GLASGOW, U.K. — New clinical trial findings indicate that finerenone preserves kidney function, reduces cardiovascular risk, and improves survival across a broader range of chronic kidney disease patients than currently recommended. The findings were presented at the European Renal Association Congress in Glasgow, U.K.
The FIND-CKD trial assessed finerenone in 1,584 patients with non-diabetic chronic kidney disease from 24 countries. When added to standard care, finerenone slowed kidney function decline.
The trial reported that finerenone reduced the risk of kidney failure, chronic kidney disease progression, heart failure, or cardiovascular death by 23 percent. The FIND-CKD trial results were published in The New England Journal of Medicine.
A second analysis focused on chronic kidney disease patients with glomerular diseases. In these patients, finerenone reduced the risk of kidney failure or chronic kidney disease progression by 26 percent compared with placebo. In this patient group, finerenone also lowered albuminuria by 42 percent at 12 months. This analysis was led by Associate Professor Brendon Neuen and published in JAMA.

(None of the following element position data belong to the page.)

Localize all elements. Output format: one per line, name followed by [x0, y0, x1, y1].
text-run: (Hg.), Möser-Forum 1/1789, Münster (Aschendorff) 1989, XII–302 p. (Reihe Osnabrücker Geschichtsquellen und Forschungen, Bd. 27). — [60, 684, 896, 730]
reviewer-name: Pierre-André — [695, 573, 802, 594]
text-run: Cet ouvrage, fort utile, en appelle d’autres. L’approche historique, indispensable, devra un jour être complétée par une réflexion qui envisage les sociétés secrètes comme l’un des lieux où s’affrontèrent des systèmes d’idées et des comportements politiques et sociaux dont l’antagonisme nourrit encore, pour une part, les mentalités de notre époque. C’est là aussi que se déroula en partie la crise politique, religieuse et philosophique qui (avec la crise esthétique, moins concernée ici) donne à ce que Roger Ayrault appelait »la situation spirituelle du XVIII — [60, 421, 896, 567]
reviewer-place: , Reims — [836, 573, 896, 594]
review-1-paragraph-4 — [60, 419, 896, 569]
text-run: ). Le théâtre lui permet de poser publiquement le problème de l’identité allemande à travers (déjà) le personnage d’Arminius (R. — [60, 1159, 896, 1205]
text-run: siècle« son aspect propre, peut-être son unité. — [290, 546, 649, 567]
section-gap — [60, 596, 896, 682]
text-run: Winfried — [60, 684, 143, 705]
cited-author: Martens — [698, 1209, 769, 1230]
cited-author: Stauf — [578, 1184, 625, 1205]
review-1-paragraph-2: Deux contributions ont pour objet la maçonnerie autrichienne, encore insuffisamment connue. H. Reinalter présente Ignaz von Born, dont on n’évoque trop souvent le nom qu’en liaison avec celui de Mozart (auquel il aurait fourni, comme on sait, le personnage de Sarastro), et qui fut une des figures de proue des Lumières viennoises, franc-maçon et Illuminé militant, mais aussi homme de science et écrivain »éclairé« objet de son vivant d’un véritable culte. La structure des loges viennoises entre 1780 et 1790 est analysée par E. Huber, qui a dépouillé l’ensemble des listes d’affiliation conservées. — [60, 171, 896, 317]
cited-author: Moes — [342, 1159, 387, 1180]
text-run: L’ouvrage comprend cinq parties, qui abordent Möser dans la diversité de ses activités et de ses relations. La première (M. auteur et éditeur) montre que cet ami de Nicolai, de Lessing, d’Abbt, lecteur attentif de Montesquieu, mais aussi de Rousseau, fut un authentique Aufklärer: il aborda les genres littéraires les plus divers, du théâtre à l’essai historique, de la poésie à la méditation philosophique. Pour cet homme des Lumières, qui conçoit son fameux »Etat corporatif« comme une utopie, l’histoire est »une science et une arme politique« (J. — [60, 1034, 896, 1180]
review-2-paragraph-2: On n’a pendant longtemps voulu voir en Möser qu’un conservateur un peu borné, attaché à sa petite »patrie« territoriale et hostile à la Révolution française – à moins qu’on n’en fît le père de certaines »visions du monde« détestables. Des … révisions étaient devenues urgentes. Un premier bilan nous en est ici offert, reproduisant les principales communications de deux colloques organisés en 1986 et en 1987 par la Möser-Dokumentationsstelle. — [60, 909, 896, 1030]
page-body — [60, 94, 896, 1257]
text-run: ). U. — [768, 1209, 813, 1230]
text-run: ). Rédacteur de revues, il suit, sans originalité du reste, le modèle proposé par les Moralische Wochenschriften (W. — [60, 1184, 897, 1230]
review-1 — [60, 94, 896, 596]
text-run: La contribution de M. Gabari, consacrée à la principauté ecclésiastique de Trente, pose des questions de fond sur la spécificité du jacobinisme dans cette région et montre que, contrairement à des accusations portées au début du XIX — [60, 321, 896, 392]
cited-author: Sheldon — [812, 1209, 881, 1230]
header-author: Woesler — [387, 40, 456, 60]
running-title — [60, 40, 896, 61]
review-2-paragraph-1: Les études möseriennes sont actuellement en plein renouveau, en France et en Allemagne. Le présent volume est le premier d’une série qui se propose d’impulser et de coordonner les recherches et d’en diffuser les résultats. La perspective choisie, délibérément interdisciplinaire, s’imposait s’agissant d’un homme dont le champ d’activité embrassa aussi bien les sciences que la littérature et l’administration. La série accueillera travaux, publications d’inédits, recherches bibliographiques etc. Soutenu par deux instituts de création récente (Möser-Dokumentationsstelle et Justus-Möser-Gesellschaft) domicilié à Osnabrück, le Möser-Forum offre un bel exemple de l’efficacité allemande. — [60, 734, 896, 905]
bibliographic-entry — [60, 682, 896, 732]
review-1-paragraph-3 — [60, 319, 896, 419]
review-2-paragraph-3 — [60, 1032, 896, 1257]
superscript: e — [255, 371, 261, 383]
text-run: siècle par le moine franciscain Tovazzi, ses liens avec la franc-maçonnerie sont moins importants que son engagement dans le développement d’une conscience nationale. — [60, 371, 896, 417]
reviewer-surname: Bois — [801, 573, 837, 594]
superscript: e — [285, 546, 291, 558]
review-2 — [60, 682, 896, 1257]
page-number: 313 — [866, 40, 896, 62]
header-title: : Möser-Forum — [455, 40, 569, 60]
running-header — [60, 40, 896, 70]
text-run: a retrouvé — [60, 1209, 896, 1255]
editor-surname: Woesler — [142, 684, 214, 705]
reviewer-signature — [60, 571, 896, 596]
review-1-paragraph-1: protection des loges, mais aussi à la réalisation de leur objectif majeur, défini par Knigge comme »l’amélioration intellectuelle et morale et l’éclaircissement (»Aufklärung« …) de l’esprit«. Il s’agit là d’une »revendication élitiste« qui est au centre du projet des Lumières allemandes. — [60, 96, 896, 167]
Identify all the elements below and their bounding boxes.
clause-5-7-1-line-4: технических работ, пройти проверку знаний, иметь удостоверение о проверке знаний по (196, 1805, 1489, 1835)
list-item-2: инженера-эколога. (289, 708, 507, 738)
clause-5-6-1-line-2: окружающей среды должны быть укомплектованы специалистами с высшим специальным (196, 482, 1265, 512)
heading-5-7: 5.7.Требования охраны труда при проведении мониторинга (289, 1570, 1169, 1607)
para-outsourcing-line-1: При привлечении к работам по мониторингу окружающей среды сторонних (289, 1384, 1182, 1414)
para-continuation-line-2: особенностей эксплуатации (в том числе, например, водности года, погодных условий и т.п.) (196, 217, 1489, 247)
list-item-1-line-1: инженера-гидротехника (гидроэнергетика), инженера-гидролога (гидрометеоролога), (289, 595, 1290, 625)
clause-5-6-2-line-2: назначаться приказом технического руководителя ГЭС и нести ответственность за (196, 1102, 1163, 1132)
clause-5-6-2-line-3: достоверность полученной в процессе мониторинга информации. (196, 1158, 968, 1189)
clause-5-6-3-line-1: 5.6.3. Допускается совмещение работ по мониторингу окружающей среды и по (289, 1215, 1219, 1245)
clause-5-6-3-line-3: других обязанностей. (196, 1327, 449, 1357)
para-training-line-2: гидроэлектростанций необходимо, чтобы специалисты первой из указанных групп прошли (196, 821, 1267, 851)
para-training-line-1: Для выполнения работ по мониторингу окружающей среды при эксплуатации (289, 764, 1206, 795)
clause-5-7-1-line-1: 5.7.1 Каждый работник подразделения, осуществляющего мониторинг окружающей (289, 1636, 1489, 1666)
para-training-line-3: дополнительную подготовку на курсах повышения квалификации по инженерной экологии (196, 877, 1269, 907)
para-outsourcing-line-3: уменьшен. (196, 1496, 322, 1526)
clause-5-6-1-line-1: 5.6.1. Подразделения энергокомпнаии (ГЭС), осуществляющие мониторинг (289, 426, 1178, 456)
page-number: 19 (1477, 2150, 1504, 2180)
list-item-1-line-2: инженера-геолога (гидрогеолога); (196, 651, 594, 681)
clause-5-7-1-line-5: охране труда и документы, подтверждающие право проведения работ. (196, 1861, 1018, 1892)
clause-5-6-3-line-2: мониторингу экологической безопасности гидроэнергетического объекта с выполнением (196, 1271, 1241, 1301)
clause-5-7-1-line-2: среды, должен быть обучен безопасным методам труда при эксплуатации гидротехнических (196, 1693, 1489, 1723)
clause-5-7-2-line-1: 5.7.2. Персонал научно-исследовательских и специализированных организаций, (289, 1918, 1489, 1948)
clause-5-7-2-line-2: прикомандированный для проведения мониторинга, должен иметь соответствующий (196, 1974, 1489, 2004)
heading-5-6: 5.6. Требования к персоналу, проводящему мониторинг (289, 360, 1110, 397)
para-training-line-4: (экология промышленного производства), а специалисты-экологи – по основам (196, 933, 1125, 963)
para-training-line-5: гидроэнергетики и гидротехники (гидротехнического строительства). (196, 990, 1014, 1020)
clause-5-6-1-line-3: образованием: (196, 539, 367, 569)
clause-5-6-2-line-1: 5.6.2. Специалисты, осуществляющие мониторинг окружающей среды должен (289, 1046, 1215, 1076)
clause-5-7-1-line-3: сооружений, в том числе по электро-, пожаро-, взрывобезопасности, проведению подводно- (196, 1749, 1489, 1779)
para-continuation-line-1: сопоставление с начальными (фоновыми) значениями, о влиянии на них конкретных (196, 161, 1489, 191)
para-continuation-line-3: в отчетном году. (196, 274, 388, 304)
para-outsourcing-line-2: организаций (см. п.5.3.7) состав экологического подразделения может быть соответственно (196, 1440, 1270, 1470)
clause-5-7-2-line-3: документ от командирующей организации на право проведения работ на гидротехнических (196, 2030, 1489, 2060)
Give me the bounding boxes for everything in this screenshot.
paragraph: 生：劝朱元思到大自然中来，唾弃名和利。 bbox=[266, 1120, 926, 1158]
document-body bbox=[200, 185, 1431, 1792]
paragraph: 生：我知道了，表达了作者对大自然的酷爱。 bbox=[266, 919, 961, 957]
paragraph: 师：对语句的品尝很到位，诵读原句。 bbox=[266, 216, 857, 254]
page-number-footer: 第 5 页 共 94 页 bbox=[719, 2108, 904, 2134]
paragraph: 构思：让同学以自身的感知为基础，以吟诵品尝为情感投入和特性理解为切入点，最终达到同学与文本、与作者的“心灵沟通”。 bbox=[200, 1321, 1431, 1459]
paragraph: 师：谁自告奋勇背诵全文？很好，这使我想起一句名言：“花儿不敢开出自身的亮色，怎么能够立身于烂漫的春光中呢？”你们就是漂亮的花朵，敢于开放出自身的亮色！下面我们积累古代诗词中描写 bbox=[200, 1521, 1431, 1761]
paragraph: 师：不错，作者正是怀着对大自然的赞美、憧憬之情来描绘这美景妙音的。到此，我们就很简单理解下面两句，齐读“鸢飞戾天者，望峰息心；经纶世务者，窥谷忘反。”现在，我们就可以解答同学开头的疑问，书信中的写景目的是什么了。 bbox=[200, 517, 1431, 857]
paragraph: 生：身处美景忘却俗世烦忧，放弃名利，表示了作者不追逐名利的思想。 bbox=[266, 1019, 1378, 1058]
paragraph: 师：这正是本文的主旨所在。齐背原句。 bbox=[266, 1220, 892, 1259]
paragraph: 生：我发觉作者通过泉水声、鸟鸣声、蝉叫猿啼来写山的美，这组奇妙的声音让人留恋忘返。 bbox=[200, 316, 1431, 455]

Researchers pooled data from the FIND-CKD trial with two prior phase III trials in diabetic chronic kidney disease, including 14,574 patients. In the pooled analysis, finerenone reduced the risk of kidney failure or chronic kidney disease progression by 24 percent versus placebo. Finerenone also reduced the risk of hospitalization for heart failure or cardiovascular death by 20 percent in the pooled analysis. This pooled analysis was also led by Neuen and published in The Lancet.
Finerenone reduced all-cause death by 12 percent versus placebo in the pooled analysis. The treatment effects of finerenone were consistent regardless of diabetes status, underlying kidney disease, or baseline kidney function. Chronic kidney disease affects approximately 850 million individuals globally and is projected to become the fifth largest contributor of premature death by 2040.
Finerenone is a non-steroidal mineralocorticoid receptor antagonist currently approved for the treatment of chronic kidney disease associated with type 2 diabetes. Across all three studies, finerenone was generally well tolerated.
Hyperkalaemia occurred more frequently with finerenone compared to placebo. Rates of treatment discontinuation and hospitalization due to Hyperkalaemia were low in the trials.
"Although diabetes is the single most common cause of chronic kidney disease worldwide, most people living with CKD do not have diabetes and currently have few effective treatment options. Addressing this unmet need is critical, as improving outcomes in non-diabetic CKD has the potential to substantially reduce the global burden of kidney disease," Neuen said. "Taken together, these findings suggest that expanding the use of finerenone in patients with CKD has the potential to meaningfully reduce kidney failure and cardiovascular complications for millions of people worldwide." Neuen said.